La nouvelle boutique acheva de la distraire de ces pensées et elle battit des cils en ouvrant de grands yeux émerveillés et brillants de convoitise. Bon sang, il fallait à tout prix qu'elle trouve un moyen de convaincre Julyan de lui ouvrir un compte ici. Ou qu'il lui alloue une somme plus confortable. Ce n'était pas avec les quelques misérables pierres restantes qu'elle pourrait satisfaire son immense appétit de luxe et de jolis objets. Un froissement soyeux et le délicieux contact frais d'une étoffe d'une rare finesse entre ses mains lui fit baisser les yeux pour découvrir dans son giron la magnifique robe de jade qu'elle désirait ardemment depuis le début. En relevant les paupières, elle tomba littéralement nez-à-nez avec son charmant tortionnaire et un sourire rayonnant étira lentement ses lèvres pleines et roses.

- Oublié quoi, très cher ?

Mutine, malicieuse, taquine, elle ne perdait pas une occasion de lui démontrer la finesse et la vivacité de son esprit froidement calculateur et terriblement manipulateur, en particulier chez une fille aussi jeune. Son petit nez délicatement et très légèrement retroussé frôla son gracieux jumeau empreint de caractère et elle s'osa même à effleurer ses lèvres d'un baiser prétendument involontaire tout en tournant vivement les talons, le fouettant de ses cheveux si doux et longs ce qui ne manqua pas de l'envelopper de son parfum léger et fleuri.

- Quelle ravissante échoppe est-ce là ? Allez-vous m'y faire un autre présent de crainte que je ne vous fasse battre par la foule ?

Un coup d'oeil coquin par dessus son épaule qu'elle haussa négligemment et un éclat de rire cristallin vint ponctuer ses paroles, lui signifiant sans l'ombre d'un doute qu'elle plaisantait. Elle déploya la sublime soierie verte devant elle et tournoya avec en riant aux éclats avant de revenir sur son comparse à qui elle adressa le plus franc des sourires qu'elle avait en réserve.

- Soyez béni, monsieur. Vous avez toute ma gratitude pour ce merveilleux présent...

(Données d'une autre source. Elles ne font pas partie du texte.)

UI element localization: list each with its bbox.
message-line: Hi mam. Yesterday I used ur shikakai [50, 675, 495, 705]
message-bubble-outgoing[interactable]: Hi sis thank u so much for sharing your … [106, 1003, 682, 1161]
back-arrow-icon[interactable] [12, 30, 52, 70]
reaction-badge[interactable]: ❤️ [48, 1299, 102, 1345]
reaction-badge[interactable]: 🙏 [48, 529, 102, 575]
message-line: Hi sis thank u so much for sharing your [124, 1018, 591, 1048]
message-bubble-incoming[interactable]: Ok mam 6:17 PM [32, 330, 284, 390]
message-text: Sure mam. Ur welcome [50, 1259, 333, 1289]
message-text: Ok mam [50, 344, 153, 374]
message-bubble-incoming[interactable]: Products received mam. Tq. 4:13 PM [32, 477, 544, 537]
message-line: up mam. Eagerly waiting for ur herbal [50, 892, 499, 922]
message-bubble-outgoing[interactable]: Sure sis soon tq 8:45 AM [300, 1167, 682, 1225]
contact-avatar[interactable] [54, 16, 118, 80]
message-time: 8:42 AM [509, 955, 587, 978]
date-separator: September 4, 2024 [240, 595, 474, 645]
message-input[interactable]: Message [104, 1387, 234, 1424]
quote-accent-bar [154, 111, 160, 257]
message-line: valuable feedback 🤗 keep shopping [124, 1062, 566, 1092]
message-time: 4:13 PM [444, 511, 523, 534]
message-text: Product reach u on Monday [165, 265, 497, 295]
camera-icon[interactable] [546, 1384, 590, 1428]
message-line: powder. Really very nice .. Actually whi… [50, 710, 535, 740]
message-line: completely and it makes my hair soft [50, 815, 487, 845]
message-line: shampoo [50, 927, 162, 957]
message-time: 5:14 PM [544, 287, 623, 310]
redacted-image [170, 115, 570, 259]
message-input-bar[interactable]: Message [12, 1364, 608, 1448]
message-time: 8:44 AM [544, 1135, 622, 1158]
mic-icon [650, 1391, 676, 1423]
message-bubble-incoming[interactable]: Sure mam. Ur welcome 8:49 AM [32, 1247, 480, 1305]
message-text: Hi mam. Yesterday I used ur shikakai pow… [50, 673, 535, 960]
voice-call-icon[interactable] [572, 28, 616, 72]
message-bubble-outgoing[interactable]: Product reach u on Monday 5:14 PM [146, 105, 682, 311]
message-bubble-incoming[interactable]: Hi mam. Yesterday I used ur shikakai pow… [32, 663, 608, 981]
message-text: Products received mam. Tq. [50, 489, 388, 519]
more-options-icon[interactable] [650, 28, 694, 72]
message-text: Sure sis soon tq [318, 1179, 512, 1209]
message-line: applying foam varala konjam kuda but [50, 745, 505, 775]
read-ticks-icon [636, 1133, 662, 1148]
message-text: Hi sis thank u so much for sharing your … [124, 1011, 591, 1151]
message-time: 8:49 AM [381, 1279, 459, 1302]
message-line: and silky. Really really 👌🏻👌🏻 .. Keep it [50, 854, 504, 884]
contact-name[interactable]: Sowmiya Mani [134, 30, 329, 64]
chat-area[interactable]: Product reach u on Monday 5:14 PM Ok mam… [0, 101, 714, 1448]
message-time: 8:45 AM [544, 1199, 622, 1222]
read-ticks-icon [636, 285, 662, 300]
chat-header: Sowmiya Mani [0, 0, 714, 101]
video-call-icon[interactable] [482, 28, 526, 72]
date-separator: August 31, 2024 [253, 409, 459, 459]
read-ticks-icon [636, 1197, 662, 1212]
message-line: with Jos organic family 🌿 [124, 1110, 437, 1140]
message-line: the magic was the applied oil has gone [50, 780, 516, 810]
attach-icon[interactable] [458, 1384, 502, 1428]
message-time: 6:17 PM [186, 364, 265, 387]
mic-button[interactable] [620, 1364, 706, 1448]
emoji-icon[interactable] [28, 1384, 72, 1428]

C'est alors qu'elle se rendit compte qu'au cours de cette rencontre peu conventionnelle, ils n'avaient pas eu l'occasion de se donner leur nom, encore moins de se saluer convenablement. Joignant donc les mains à plat devant sa poitrine, elle s'inclina courtoisement en susurrant d'une voix délicieusement mélodieuse.

Je me nomme Sung Akane... Mais au point où nous en sommes, je suggère que vous m'appeliez seulement Akane...

Et de sourire de plus belle, radieuse beauté juvénile pleine d'humour et d'effronterie.